Time to split audit from consultancy

This time it’s for real, this time there appears to be sustained political pressure to change the UK audit profession forever.

This time it’s for real, this time there appears to be sustained political pressure to change the UK audit profession forever.

In fact, the time may even have come to split the ‘Big 4’ audit function from consultancy services altogether, says the Business, Energy and Industrial Strategy (BEIS) Select Committee.

It’s ‘Future of Audit’ report endorses the Competition and Markets Authority’s proposed operational split between audit and non-audit, but argues that going further with a complete structural breakup is the only way to tackle conflicts of interest and provide the professional scepticism needed to deliver high-quality audits.

Chair of the BEIS committee Rachel Reeves MP stressed: “If an audit cannot spot a £90m fraud in a £110m-a-year cake shop, you have to ask questions about what use it is at all.”
She felt in many ways audit is a 19th century product trying to adjust to a 21st century global economy. “So, it’s perhaps not surprising that the nature and quality of audit is not what we want or what we need today,” she explained.

Reeves took a swipe at senior management in the Big 4 firms, who prefer to talk about an ‘expectation gap’, and who feel people are expecting too much of audit. Reeves said: “We found not an expectation gap, but serious delivery gaps!” She pointed out that even the
Financial Reporting Council says some 27% of audits are below standard. What other industry, she asked, would survive with this level of quality? A school would have been put in special measures straight away and a supermarket would see customers flocking somewhere else.

The report said that the Big 4 accounted for 97% of the FTSE 350 audits and 99% of the FTSE 100 audits in 201617.

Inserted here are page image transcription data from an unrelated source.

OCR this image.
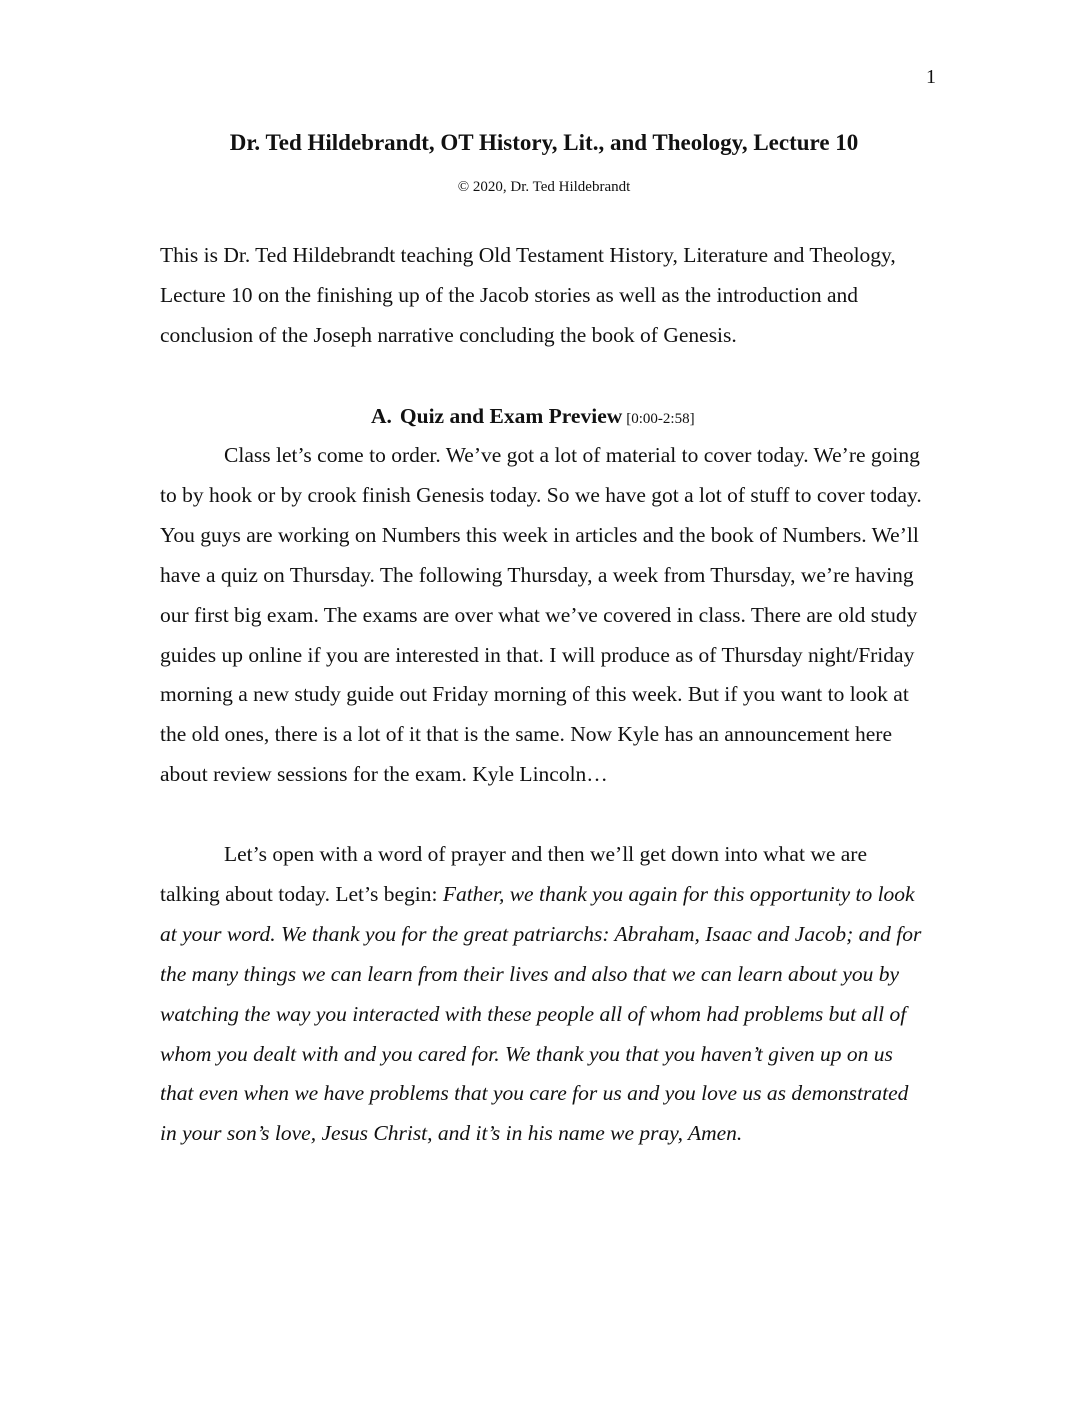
1
Dr. Ted Hildebrandt, OT History, Lit., and Theology, Lecture 10
© 2020, Dr. Ted Hildebrandt

This is Dr. Ted Hildebrandt teaching Old Testament History, Literature and Theology, Lecture 10 on the finishing up of the Jacob stories as well as the introduction and conclusion of the Joseph narrative concluding the book of Genesis.

A. Quiz and Exam Preview [0:00-2:58]

Class let’s come to order. We’ve got a lot of material to cover today. We’re going to by hook or by crook finish Genesis today. So we have got a lot of stuff to cover today. You guys are working on Numbers this week in articles and the book of Numbers. We’ll have a quiz on Thursday. The following Thursday, a week from Thursday, we’re having our first big exam. The exams are over what we’ve covered in class. There are old study guides up online if you are interested in that. I will produce as of Thursday night/Friday morning a new study guide out Friday morning of this week. But if you want to look at the old ones, there is a lot of it that is the same. Now Kyle has an announcement here about review sessions for the exam. Kyle Lincoln…

Let’s open with a word of prayer and then we’ll get down into what we are talking about today. Let’s begin: Father, we thank you again for this opportunity to look at your word. We thank you for the great patriarchs: Abraham, Isaac and Jacob; and for the many things we can learn from their lives and also that we can learn about you by watching the way you interacted with these people all of whom had problems but all of whom you dealt with and you cared for. We thank you that you haven’t given up on us that even when we have problems that you care for us and you love us as demonstrated in your son’s love, Jesus Christ, and it’s in his name we pray, Amen.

To improve resilience and choice, MPs are recommending a segmented market cap and the use of joint audits, on a pilot basis, for the most complex audits to enable the challenger firms to step up. Audit rotation also needs to move to
seven year nonrenewable terms, with a cooling off period of three years in which non-audit services cannot be offered to a former audit client.

There is a worry that the Big 4 firms are consistently underbidding for audit work. Reeves said across the Big 4 some 37% of audits end up costing significantly more than originally budgeted. In 73% of these cases a higher fee for audit was negotiated. “No wonder it is very difficult for challenger firms to compete on price with the Big 4,” she said. Reeves feels that the Big 4 are both cross-subsidising audit and underpricing in their tender bids. “This is anticompetitive and it must stop,” she said. 

Reeves concluded: “Change in the audit market is long overdue. The reviews from the CMA and Kingman highlight the failings; now we need action. The Big 4’s dominance has fostered a precarious market which shuts out challengers and delivers audits which investors and the public cannot rely on.”

She went on: “For the big firms, audits seem too often to be the route to milking the cash-cow of consultancy business…The Big 4 may not like it, they may seek to undermine the case for reform, but vested interests should not be allowed to get in the way of positive change.”

Some firms appear to be trying to get ahead of the curve. It is being reported that both KPMG and BDO are exploring how they could spin off their audit arms. KPMG ‘s audit practice currently has 200 partners and about 5,000 staff. This could become the standalone entity or a subsidiary of KPMG if the plans go ahead.